A risen Christ hides in plain sight

Designed and produced by Irish artist Wilhelmina Margaret Geddes, St. Bartholomew’s East Memorial Window commemorates soldiers killed during the First World War. Photo: Barry Walker
Published March 1, 2023

The Anglican Journal continues Capturing the Light, its series of readers’ photo and text submissions on stained-glass windows. Send us a photo of a stained-glass window that has been especially important to you, and tell us why. Photos should be high resolution files in jpg format. Please email them to [email protected]. Submissions are subject to editing.

This image of the resurrected Christ forms part of the East Memorial Window. Can you find it in the photo above? Photo: Kevin McQuinn

Since 1972 I have worshipped at the Church of St. Bartholomew in Ottawa’s New Edinburgh neighbourhood and have enjoyed the beauty and wonder of the East Memorial Window. Only now do I have a more complete understanding of its genesis and message. Commissioned by Canada’s 10th Governor General, Prince Arthur, Duke of Connaught and Strathearn, to commemorate the members of his staff at Rideau Hall who fell in the Great War, it was unveiled in 1919 by the then Prince of Wales. It had been designed and made by the young Irish artist, Wilhelmina Margaret Geddes (1887-1955), who titled it The Welcoming of a Slain Warrior by Saints, Champions and Angels.

The years took their toll on the window, and the parish launched a major capital campaign in 2021 to finance its refurbishment. On Sunday Nov. 6, 2022, almost 103 years to the day after its original unveiling, Canon David Clunie rededicated the restored window at a moving and well-attended Remembrance service. In parallel with the restoration, a team of parish volunteers researched, wrote and produced a 50-minute historical documentary video, In the Company of Angels, about the window, the life of Wilhelmina Geddes and the significance of Canada’s memorials from the Great War.

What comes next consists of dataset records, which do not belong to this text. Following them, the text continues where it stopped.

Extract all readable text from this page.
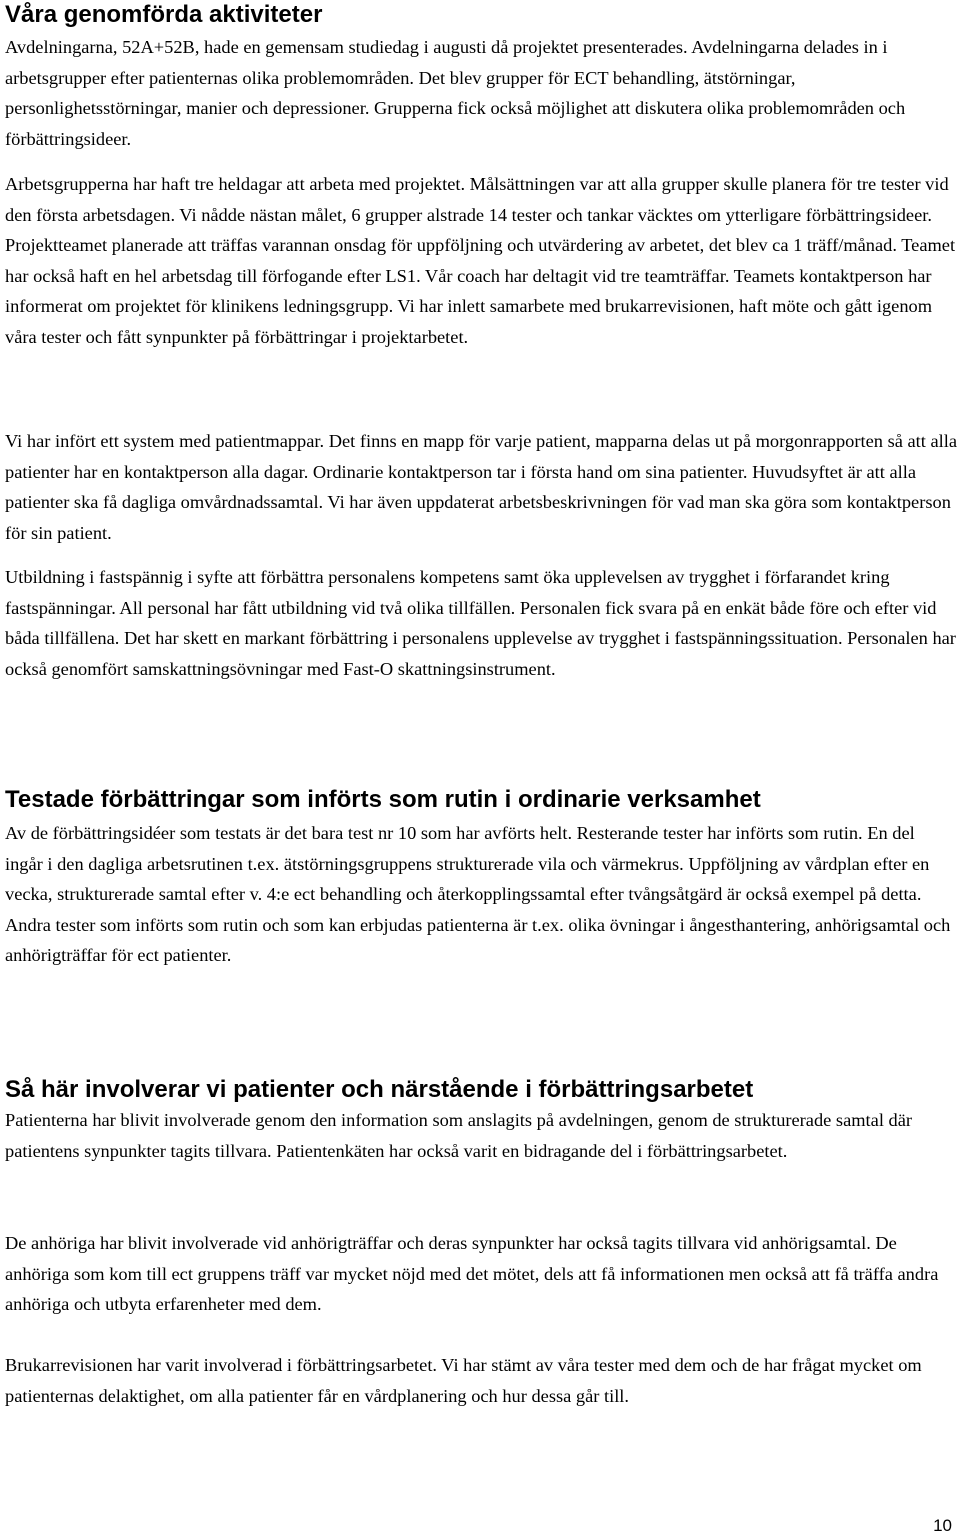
Våra genomförda aktiviteter

Avdelningarna, 52A+52B, hade en gemensam studiedag i augusti då projektet presenterades. Avdelningarna delades in i arbetsgrupper efter patienternas olika problemområden. Det blev grupper för ECT behandling, ätstörningar, personlighetsstörningar, manier och depressioner. Grupperna fick också möjlighet att diskutera olika problemområden och förbättringsideer.

Arbetsgrupperna har haft tre heldagar att arbeta med projektet. Målsättningen var att alla grupper skulle planera för tre tester vid den första arbetsdagen. Vi nådde nästan målet, 6 grupper alstrade 14 tester och tankar väcktes om ytterligare förbättringsideer. Projektteamet planerade att träffas varannan onsdag för uppföljning och utvärdering av arbetet, det blev ca 1 träff/månad. Teamet har också haft en hel arbetsdag till förfogande efter LS1. Vår coach har deltagit vid tre teamträffar. Teamets kontaktperson har informerat om projektet för klinikens ledningsgrupp. Vi har inlett samarbete med brukarrevisionen, haft möte och gått igenom våra tester och fått synpunkter på förbättringar i projektarbetet.

Vi har infört ett system med patientmappar. Det finns en mapp för varje patient, mapparna delas ut på morgonrapporten så att alla patienter har en kontaktperson alla dagar. Ordinarie kontaktperson tar i första hand om sina patienter. Huvudsyftet är att alla patienter ska få dagliga omvårdnadssamtal. Vi har även uppdaterat arbetsbeskrivningen för vad man ska göra som kontaktperson för sin patient.

Utbildning i fastspännig i syfte att förbättra personalens kompetens samt öka upplevelsen av trygghet i förfarandet kring fastspänningar. All personal har fått utbildning vid två olika tillfällen. Personalen fick svara på en enkät både före och efter vid båda tillfällena. Det har skett en markant förbättring i personalens upplevelse av trygghet i fastspänningssituation. Personalen har också genomfört samskattningsövningar med Fast-O skattningsinstrument.

Testade förbättringar som införts som rutin i ordinarie verksamhet

Av de förbättringsidéer som testats är det bara test nr 10 som har avförts helt. Resterande tester har införts som rutin. En del ingår i den dagliga arbetsrutinen t.ex. ätstörningsgruppens strukturerade vila och värmekrus. Uppföljning av vårdplan efter en vecka, strukturerade samtal efter v. 4:e ect behandling och återkopplingssamtal efter tvångsåtgärd är också exempel på detta. Andra tester som införts som rutin och som kan erbjudas patienterna är t.ex. olika övningar i ångesthantering, anhörigsamtal och anhörigträffar för ect patienter.

Så här involverar vi patienter och närstående i förbättringsarbetet

Patienterna har blivit involverade genom den information som anslagits på avdelningen, genom de strukturerade samtal där patientens synpunkter tagits tillvara. Patientenkäten har också varit en bidragande del i förbättringsarbetet.

De anhöriga har blivit involverade vid anhörigträffar och deras synpunkter har också tagits tillvara vid anhörigsamtal. De anhöriga som kom till ect gruppens träff var mycket nöjd med det mötet, dels att få informationen men också att få träffa andra anhöriga och utbyta erfarenheter med dem.

Brukarrevisionen har varit involverad i förbättringsarbetet. Vi har stämt av våra tester med dem och de har frågat mycket om patienternas delaktighet, om alla patienter får en vårdplanering och hur dessa går till.

10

Remembrance services at St. Bart’s have often featured sermons about the sacrifice of Canada’s veterans and the East Memorial Window. In the last decade, through his own reflections and insights, Canon Clunie helped us discover and see more clearly the resurrected Christ on the banner of St. Longinus. It is “hidden in plain sight” on his standard in the centre panel of this magnificent window. Many more elements, both religious and mythical, are included in Geddes’s masterful work. Now fully restored, the window is preserved so that generations to come may enjoy discovering its beauty, complex iconography and meaning. It is a memorial which portrays for all time grief and sacrifice in periods of war, as well as the redemption represented by Christus Rex.